Digest authentication?

[ZanderBrown]

'basic' is already implemented, would be useful to have 'digest' as well

[IslandUsurper]

This would be difficult for reqwest to do, since it involves making two requests to the server. You need to do a HEAD request to get a "nonce" and "opaque" value from the server, use the nonce in the digest, and pass the "opaque" value back with the real request as well. I doubt as a library that reqwest should make "extra" requests for you. Also, you need to depend on md5 most likely (as that's the default digest algorithm).

[0xmad]

I found this crate https://crates.io/crates/digest-headers, but it's not supported long time. Maybe it will be useful for implementing this feature or for workaround.
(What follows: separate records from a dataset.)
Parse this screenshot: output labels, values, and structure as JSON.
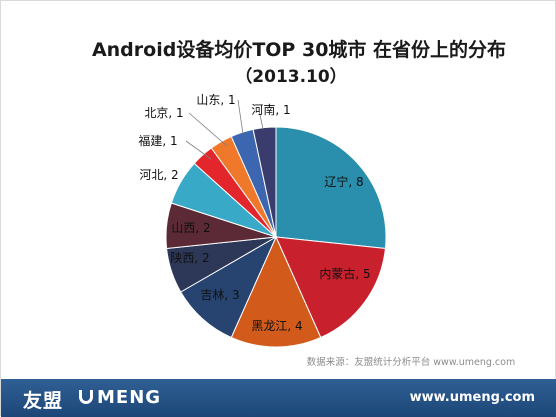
{
  "chart_data": {
    "type": "pie",
    "title": "Android设备均价TOP 30城市 在省份上的分布",
    "subtitle": "（2013.10）",
    "slices": [
      {
        "label": "辽宁",
        "value": 8,
        "color": "#2a8fac"
      },
      {
        "label": "内蒙古",
        "value": 5,
        "color": "#c8202d"
      },
      {
        "label": "黑龙江",
        "value": 4,
        "color": "#d25b1c"
      },
      {
        "label": "吉林",
        "value": 3,
        "color": "#26446f"
      },
      {
        "label": "陕西",
        "value": 2,
        "color": "#2d3858"
      },
      {
        "label": "山西",
        "value": 2,
        "color": "#5b2a36"
      },
      {
        "label": "河北",
        "value": 2,
        "color": "#38a9c6"
      },
      {
        "label": "福建",
        "value": 1,
        "color": "#e2262b"
      },
      {
        "label": "北京",
        "value": 1,
        "color": "#f0782a"
      },
      {
        "label": "山东",
        "value": 1,
        "color": "#3d66b0"
      },
      {
        "label": "河南",
        "value": 1,
        "color": "#3a3c6e"
      }
    ],
    "label_separator": ", ",
    "source": "数据来源：友盟统计分析平台 www.umeng.com"
  },
  "footer": {
    "brand_cn": "友盟",
    "brand_en": "MENG",
    "url": "www.umeng.com"
  }
}
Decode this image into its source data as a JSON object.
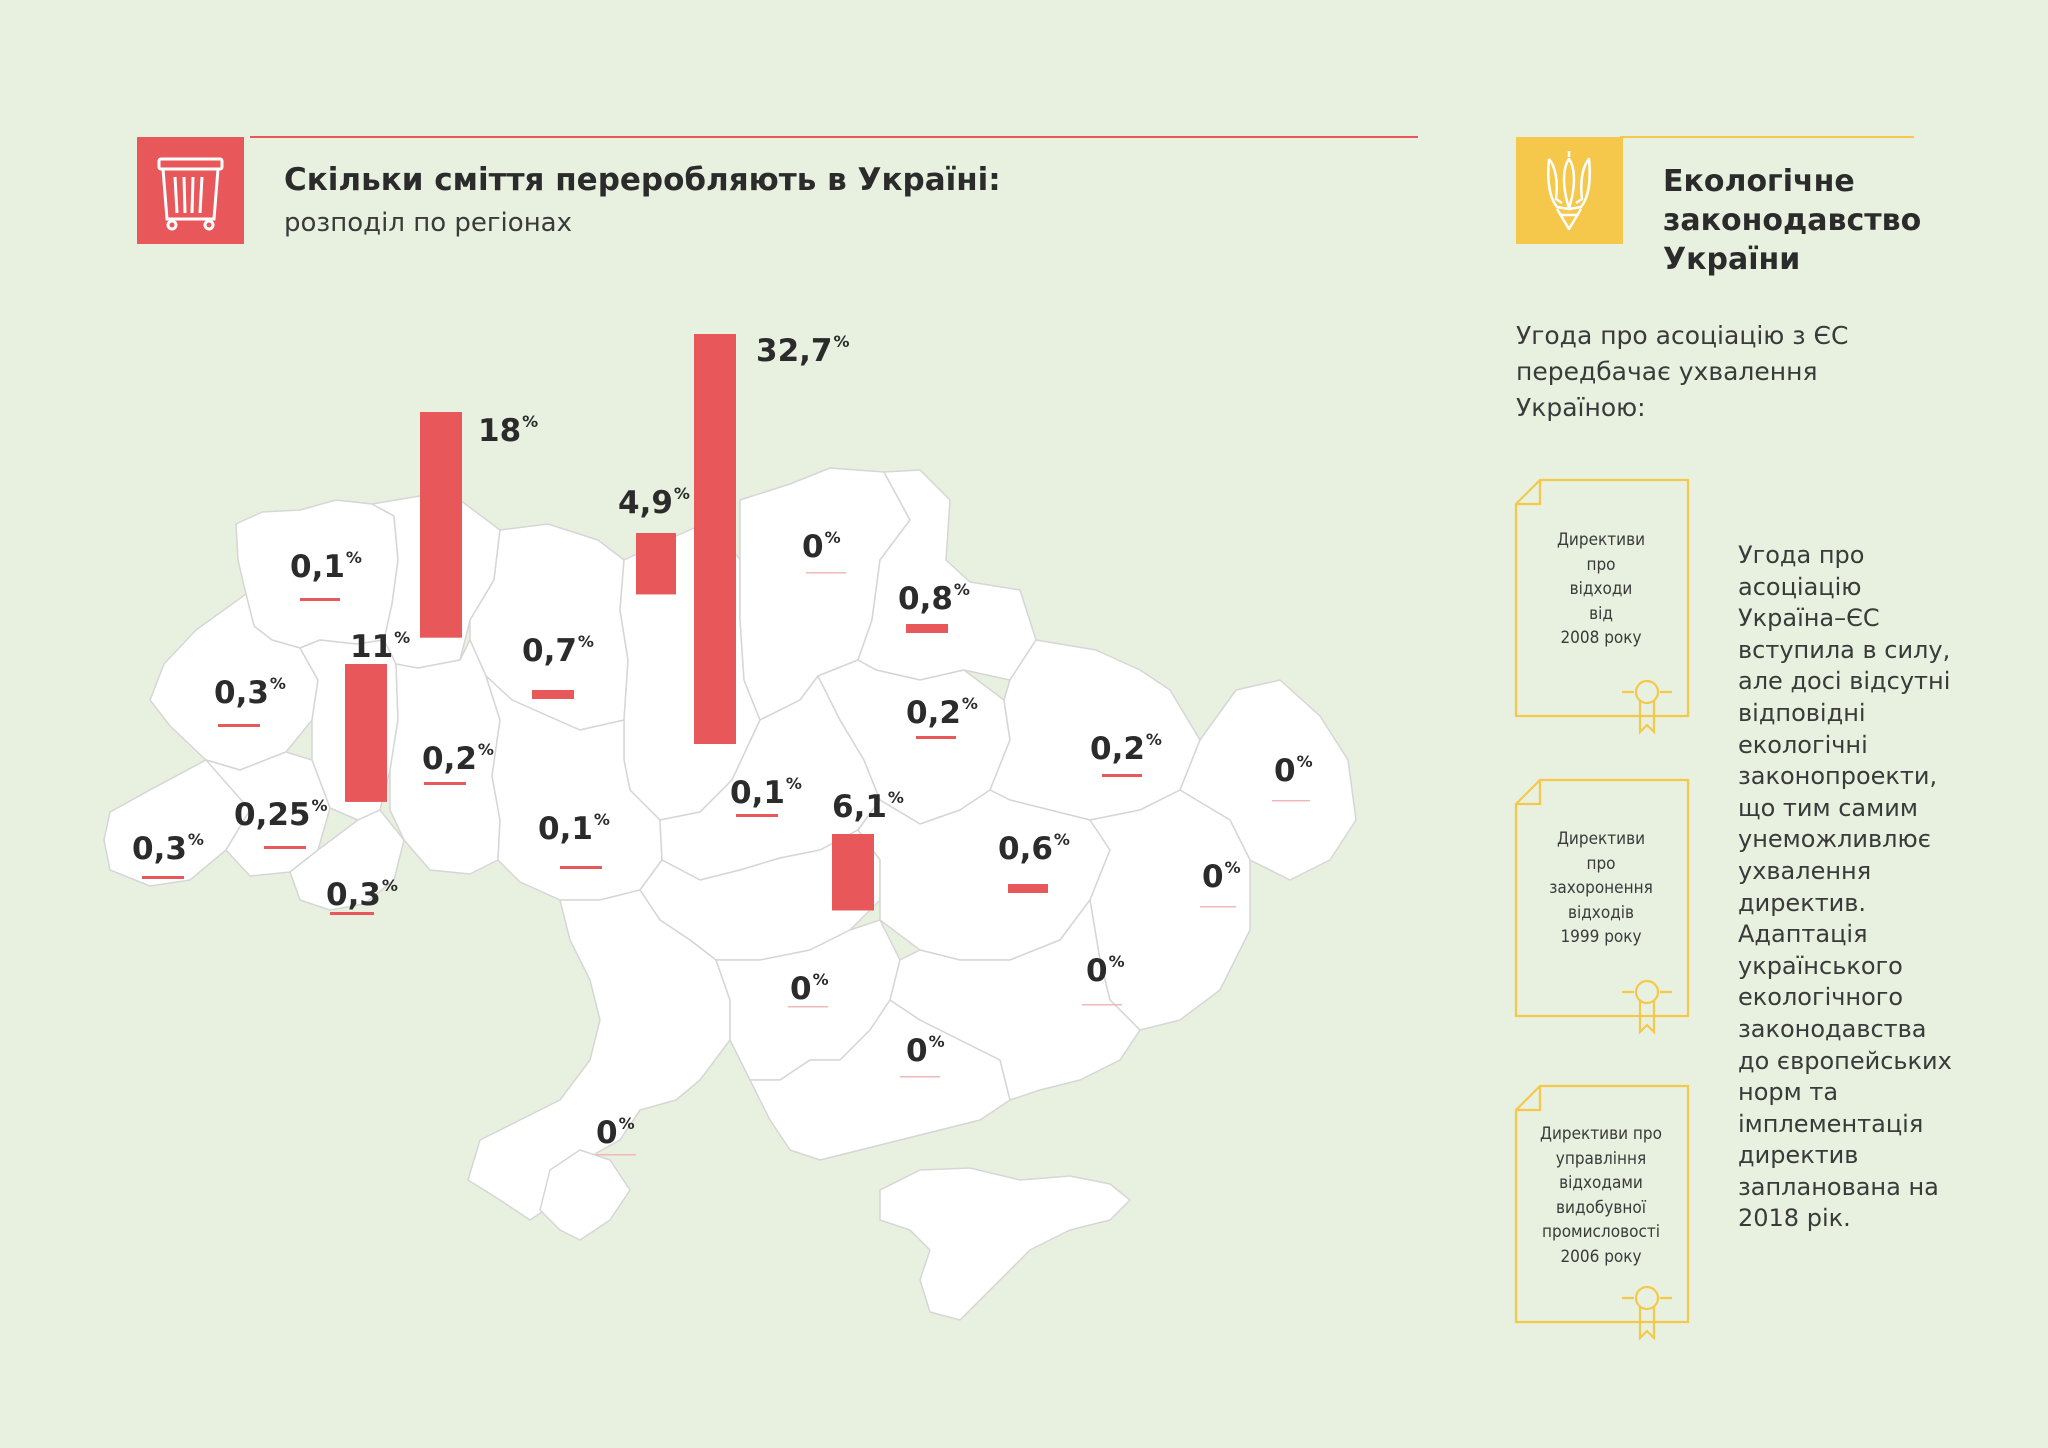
{
  "header": {
    "title": "Скільки сміття переробляють в Україні:",
    "subtitle": "розподіл по регіонах",
    "icon": "trash-bin-icon",
    "accent_color": "#e8575a"
  },
  "sidebar": {
    "title_lines": [
      "Екологічне",
      "законодавство",
      "України"
    ],
    "icon": "trident-icon",
    "accent_color": "#f5c84c",
    "intro_lines": [
      "Угода про асоціацію з ЄС",
      "передбачає ухвалення",
      "Україною:"
    ],
    "documents": [
      {
        "lines": [
          "Директиви",
          "про",
          "відходи",
          "від",
          "2008 року"
        ]
      },
      {
        "lines": [
          "Директиви",
          "про",
          "захоронення",
          "відходів",
          "1999 року"
        ]
      },
      {
        "lines": [
          "Директиви про",
          "управління",
          "відходами",
          "видобувної",
          "промисловості",
          "2006 року"
        ]
      }
    ],
    "text_lines": [
      "Угода про",
      "асоціацію",
      "Україна–ЄС",
      "вступила в силу,",
      "але досі відсутні",
      "відповідні",
      "екологічні",
      "законопроекти,",
      "що тим самим",
      "унеможливлює",
      "ухвалення",
      "директив.",
      "Адаптація",
      "українського",
      "екологічного",
      "законодавства",
      "до європейських",
      "норм та",
      "імплементація",
      "директив",
      "запланована на",
      "2018 рік."
    ]
  },
  "chart_data": {
    "type": "bar",
    "unit": "%",
    "regions": [
      {
        "value": 0.1,
        "label": "0,1"
      },
      {
        "value": 18,
        "label": "18"
      },
      {
        "value": 4.9,
        "label": "4,9"
      },
      {
        "value": 32.7,
        "label": "32,7"
      },
      {
        "value": 0,
        "label": "0"
      },
      {
        "value": 0.8,
        "label": "0,8"
      },
      {
        "value": 11,
        "label": "11"
      },
      {
        "value": 0.3,
        "label": "0,3"
      },
      {
        "value": 0.7,
        "label": "0,7"
      },
      {
        "value": 0.2,
        "label": "0,2"
      },
      {
        "value": 0.2,
        "label": "0,2"
      },
      {
        "value": 0.2,
        "label": "0,2"
      },
      {
        "value": 0,
        "label": "0"
      },
      {
        "value": 0.1,
        "label": "0,1"
      },
      {
        "value": 0.25,
        "label": "0,25"
      },
      {
        "value": 0.1,
        "label": "0,1"
      },
      {
        "value": 6.1,
        "label": "6,1"
      },
      {
        "value": 0.3,
        "label": "0,3"
      },
      {
        "value": 0.6,
        "label": "0,6"
      },
      {
        "value": 0,
        "label": "0"
      },
      {
        "value": 0.3,
        "label": "0,3"
      },
      {
        "value": 0,
        "label": "0"
      },
      {
        "value": 0,
        "label": "0"
      },
      {
        "value": 0,
        "label": "0"
      },
      {
        "value": 0,
        "label": "0"
      }
    ]
  }
}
So It would be great if it were implemented for reqwest.

[valmirjunior0088]

Any updates on this?

[dave-andersen]

I third the request for this, but for others, the way I'm implementing it now is using:

https://docs.rs/digest_auth/0.2.3/digest_auth/

Code snippet:

use digest_auth::AuthContext;
...
    // Step 1:  Get the auth header
   // client in this case is a reqwest::blocking client;  add .awaits as needed
    let res = client.get(url).send()?;
    let headers = res.headers();
    let wwwauth = headers["www-authenticate"].to_str()?;

    // Step 2:  Given the auth header, sign the digest for the real req.
    let parsed_uri = url.parse::<http::Uri>()?;
    let context = AuthContext::new(USERNAME_GOES_HERE, PASSWORD_GOES_HERE, parsed_uri.path());
    let mut prompt = digest_auth::parse(wwwauth)?;
    let answer = prompt.respond(&context)?.to_header_string();
    client.get(url).header("Authorization", answer).send()?

I'm probably holding it wrong in several places but this works.

[maoertel]

I wrote diqwest for that: https://github.com/maoertel/diqwest.

It abstracts everything away and you can use it with async and blocking reqwest.